Professional MSA Administration

Did you know professional MSA administration which protects the injured worker’s continued access to Medicare benefits is available for little or no cost? One of the biggest faults of the Medicare Set-Aside system is its reliance on self-administration. Administration mistakes can jeopardize the injured worker’s continued access to Medicare.

Injured workers are more often laborers than MBA’s.  Determining which expenses are Medicare-eligible is complicated and requires constant vigilance as policies change. To retain benefits, the MSA beneficiary must submit an annual report, a burden many injured workers cannot handle. Knowing who to call to obtain free or low-cost professional administration, including reporting, can mean the difference between an open claim and a Compromise & Release.

Reversionary Trusts

The reversionary trust is probably the least used settlement trick.  When parties disagree about future medical needs, a reversionary trust can satisfy both sides’ interests.  A reversionary trust can pay for claim-related medical expenses over a specified time.  If the money is not needed, at the conclusion of the trust the money reverts to the payer.

Some adjusters object that there is no way to account for refunded amounts without leaving the claim open.
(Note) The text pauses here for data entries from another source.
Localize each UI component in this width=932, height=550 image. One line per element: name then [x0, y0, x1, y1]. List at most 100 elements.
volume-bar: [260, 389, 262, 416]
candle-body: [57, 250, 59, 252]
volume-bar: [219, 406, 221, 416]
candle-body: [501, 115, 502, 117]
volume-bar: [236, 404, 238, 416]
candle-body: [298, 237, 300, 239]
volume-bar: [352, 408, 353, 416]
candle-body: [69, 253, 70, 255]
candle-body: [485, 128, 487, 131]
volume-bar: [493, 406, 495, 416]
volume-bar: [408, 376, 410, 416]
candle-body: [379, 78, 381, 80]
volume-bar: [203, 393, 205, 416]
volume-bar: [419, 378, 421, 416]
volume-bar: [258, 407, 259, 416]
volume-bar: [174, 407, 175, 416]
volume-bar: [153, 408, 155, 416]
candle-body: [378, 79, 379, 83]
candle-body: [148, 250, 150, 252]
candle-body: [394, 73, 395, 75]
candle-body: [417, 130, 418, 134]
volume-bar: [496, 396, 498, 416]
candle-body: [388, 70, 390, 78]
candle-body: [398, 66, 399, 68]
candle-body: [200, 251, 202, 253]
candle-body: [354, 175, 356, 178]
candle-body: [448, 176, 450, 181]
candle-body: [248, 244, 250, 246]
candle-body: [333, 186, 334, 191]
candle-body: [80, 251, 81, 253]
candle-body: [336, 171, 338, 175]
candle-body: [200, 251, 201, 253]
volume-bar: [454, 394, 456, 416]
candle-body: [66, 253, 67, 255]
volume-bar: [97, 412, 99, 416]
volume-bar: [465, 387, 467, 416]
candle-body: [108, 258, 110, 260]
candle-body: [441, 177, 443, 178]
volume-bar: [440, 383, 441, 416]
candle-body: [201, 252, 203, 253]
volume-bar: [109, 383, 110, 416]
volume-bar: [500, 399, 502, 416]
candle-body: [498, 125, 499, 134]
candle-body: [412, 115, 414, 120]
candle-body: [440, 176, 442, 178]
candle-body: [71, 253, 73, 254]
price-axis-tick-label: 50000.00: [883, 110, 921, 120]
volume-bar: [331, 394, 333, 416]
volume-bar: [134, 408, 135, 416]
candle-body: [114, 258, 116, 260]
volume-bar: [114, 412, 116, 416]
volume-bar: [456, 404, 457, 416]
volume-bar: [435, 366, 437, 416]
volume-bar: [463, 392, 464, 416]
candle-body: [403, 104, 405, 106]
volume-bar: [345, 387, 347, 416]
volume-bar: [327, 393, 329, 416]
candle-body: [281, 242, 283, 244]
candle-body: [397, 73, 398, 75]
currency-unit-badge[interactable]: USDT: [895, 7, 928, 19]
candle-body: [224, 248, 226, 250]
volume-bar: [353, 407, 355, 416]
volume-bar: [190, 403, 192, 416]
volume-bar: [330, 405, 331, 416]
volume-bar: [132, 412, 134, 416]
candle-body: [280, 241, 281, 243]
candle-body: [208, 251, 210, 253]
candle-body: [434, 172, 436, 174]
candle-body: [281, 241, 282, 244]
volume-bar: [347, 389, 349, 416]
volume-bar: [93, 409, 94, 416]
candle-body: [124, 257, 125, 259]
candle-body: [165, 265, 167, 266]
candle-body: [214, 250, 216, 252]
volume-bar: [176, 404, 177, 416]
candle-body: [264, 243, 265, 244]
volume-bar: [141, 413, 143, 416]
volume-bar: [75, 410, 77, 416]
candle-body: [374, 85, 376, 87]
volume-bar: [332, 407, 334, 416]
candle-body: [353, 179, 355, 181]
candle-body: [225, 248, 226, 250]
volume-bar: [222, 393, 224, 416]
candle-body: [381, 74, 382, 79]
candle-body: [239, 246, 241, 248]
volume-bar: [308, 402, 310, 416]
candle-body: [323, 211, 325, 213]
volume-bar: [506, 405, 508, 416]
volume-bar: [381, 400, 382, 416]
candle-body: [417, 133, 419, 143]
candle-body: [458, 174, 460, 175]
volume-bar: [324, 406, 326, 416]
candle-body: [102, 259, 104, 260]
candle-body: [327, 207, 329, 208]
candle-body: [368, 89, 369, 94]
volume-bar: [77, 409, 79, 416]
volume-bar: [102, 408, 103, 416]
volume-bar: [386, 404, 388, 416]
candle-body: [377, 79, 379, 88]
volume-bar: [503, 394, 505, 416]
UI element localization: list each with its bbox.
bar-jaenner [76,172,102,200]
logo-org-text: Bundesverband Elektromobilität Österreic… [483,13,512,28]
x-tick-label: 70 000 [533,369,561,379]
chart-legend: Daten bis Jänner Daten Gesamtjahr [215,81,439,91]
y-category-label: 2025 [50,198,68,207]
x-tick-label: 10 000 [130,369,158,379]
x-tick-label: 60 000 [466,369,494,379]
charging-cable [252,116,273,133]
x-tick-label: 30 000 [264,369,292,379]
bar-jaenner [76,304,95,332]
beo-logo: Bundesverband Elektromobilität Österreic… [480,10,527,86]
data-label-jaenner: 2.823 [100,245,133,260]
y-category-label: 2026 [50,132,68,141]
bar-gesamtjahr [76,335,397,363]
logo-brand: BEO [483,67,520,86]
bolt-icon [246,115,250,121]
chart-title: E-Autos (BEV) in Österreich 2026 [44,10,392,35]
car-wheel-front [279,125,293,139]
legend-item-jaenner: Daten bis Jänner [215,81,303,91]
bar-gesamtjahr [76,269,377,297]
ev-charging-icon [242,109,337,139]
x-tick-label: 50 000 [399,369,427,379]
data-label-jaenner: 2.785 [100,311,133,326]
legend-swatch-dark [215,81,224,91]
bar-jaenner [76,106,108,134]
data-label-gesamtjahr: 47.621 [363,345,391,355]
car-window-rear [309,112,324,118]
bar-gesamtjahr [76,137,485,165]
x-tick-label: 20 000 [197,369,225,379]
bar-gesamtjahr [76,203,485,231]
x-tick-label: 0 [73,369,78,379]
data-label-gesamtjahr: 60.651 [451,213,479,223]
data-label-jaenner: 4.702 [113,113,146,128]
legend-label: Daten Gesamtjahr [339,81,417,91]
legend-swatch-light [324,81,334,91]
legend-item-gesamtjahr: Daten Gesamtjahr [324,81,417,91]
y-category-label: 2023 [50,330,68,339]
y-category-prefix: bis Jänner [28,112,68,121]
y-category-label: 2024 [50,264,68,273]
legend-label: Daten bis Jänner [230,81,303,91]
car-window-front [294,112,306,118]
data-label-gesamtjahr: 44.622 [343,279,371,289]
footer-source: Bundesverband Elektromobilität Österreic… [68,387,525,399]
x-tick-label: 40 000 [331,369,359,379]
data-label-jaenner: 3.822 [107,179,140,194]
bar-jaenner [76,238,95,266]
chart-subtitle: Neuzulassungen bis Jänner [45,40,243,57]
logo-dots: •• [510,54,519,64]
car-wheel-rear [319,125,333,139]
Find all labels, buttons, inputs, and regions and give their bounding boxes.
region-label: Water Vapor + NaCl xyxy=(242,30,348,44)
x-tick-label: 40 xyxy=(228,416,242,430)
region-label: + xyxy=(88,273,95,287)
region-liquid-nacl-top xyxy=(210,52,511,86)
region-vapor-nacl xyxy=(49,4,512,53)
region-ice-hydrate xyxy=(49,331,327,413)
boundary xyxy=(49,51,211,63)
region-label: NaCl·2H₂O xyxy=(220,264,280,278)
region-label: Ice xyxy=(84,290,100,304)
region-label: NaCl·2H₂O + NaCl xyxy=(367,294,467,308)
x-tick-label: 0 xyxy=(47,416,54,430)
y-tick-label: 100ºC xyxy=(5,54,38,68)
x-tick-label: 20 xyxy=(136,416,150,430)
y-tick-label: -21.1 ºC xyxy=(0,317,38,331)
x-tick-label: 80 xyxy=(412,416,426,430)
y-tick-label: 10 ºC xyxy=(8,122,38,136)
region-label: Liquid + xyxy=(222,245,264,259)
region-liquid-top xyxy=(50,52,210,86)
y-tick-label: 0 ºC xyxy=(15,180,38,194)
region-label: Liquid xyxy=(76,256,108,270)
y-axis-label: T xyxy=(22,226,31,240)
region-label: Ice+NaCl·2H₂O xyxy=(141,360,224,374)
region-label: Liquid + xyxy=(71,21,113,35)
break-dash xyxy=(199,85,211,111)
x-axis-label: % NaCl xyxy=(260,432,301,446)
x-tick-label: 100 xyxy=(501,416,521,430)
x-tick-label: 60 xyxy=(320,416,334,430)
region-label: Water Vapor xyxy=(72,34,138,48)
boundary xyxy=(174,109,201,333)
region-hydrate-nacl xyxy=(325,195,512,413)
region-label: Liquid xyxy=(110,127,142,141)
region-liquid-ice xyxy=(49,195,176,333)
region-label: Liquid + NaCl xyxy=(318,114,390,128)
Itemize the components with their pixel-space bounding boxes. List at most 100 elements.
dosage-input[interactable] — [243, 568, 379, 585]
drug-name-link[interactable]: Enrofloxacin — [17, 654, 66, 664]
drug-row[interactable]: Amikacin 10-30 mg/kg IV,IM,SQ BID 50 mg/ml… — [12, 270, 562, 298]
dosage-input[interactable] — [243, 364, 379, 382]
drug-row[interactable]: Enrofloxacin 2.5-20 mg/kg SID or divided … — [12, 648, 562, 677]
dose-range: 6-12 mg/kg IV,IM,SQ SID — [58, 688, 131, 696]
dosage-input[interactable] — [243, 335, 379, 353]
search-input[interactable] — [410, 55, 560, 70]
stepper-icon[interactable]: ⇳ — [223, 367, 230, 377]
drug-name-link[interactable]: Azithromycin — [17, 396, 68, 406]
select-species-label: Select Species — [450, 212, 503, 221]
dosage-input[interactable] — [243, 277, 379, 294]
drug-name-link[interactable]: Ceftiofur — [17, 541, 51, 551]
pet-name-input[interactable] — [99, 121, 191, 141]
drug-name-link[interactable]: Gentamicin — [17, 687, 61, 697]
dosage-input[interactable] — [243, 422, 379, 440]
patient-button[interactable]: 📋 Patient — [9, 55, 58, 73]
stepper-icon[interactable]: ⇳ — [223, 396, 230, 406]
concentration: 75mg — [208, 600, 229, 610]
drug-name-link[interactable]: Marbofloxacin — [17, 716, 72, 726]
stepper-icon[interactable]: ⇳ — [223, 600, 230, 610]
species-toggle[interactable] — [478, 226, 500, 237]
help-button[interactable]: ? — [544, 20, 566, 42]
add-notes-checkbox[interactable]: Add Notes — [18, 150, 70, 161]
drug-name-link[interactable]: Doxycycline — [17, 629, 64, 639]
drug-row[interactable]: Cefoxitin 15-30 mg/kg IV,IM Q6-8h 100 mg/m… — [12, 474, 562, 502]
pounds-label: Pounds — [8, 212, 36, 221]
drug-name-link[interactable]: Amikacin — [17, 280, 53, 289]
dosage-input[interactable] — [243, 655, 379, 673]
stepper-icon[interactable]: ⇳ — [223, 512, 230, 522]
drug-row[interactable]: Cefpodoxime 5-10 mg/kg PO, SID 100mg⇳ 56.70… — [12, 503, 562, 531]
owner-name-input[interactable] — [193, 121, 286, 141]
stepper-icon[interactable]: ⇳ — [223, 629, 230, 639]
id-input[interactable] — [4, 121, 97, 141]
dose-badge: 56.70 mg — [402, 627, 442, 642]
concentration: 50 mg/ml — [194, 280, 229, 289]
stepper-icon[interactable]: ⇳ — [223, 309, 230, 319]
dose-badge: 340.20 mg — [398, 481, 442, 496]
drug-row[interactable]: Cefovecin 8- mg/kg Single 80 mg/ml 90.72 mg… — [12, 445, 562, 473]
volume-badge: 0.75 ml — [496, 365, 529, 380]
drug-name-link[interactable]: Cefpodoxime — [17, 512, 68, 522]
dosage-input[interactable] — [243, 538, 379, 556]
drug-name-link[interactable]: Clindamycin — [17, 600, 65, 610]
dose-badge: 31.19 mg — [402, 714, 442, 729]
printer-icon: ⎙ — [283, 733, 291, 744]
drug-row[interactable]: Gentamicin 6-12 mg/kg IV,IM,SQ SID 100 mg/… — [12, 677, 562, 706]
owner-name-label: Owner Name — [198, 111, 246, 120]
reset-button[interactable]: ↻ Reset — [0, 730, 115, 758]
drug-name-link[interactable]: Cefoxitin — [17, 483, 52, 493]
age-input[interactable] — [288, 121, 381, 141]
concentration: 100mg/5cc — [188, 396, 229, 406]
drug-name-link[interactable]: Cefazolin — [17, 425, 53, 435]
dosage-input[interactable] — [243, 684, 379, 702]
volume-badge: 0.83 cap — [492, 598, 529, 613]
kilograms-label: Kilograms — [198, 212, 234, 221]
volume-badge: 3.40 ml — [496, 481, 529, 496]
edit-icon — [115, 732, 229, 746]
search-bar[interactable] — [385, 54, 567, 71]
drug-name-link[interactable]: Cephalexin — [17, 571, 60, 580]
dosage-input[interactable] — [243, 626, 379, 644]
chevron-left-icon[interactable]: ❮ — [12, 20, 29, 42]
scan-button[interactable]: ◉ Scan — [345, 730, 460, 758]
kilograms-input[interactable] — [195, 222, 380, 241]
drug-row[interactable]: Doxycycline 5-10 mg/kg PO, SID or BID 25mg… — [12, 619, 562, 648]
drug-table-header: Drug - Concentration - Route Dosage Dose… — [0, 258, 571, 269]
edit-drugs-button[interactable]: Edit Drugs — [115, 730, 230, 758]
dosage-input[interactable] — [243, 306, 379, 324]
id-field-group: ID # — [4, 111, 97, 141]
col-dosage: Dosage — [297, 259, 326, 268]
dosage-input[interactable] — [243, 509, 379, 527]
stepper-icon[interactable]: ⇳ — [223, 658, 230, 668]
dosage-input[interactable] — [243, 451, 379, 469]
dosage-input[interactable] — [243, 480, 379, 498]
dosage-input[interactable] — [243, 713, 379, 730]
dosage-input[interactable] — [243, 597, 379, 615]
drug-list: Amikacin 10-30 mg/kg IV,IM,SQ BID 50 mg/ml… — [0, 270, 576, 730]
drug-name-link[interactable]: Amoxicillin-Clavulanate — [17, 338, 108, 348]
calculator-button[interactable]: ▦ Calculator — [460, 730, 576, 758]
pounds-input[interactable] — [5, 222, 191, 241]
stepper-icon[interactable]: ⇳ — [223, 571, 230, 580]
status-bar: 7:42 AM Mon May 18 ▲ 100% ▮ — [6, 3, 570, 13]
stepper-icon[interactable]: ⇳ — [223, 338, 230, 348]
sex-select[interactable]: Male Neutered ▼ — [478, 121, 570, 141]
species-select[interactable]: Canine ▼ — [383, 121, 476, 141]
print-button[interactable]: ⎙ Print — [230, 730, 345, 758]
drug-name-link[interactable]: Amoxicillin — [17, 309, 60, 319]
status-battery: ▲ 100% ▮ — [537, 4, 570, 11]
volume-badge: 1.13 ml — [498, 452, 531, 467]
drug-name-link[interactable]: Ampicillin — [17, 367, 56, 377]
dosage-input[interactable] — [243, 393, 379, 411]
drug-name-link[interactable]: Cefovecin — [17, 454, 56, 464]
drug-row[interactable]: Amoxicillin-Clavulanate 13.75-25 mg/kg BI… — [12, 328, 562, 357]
Applicants may balk at the lack of unfettered access to trust funds. I had one case where the prospect of a reversionary trust caused the claimant to reduce the demand on condition the money was paid in cash now; the case promptly settled.

With the right parties, a reversionary trust is a solution which allows everyone to be right. Or just raising the possibility can get parties to settle.

There Are Many More Tricks

Every workers compensation professional in the process from Notice of Injury to Compromise & Release has a distinct role. If you are considering closing the claim, it’s time to bring in the person whose focus is settlement, a knowledgeable mediator.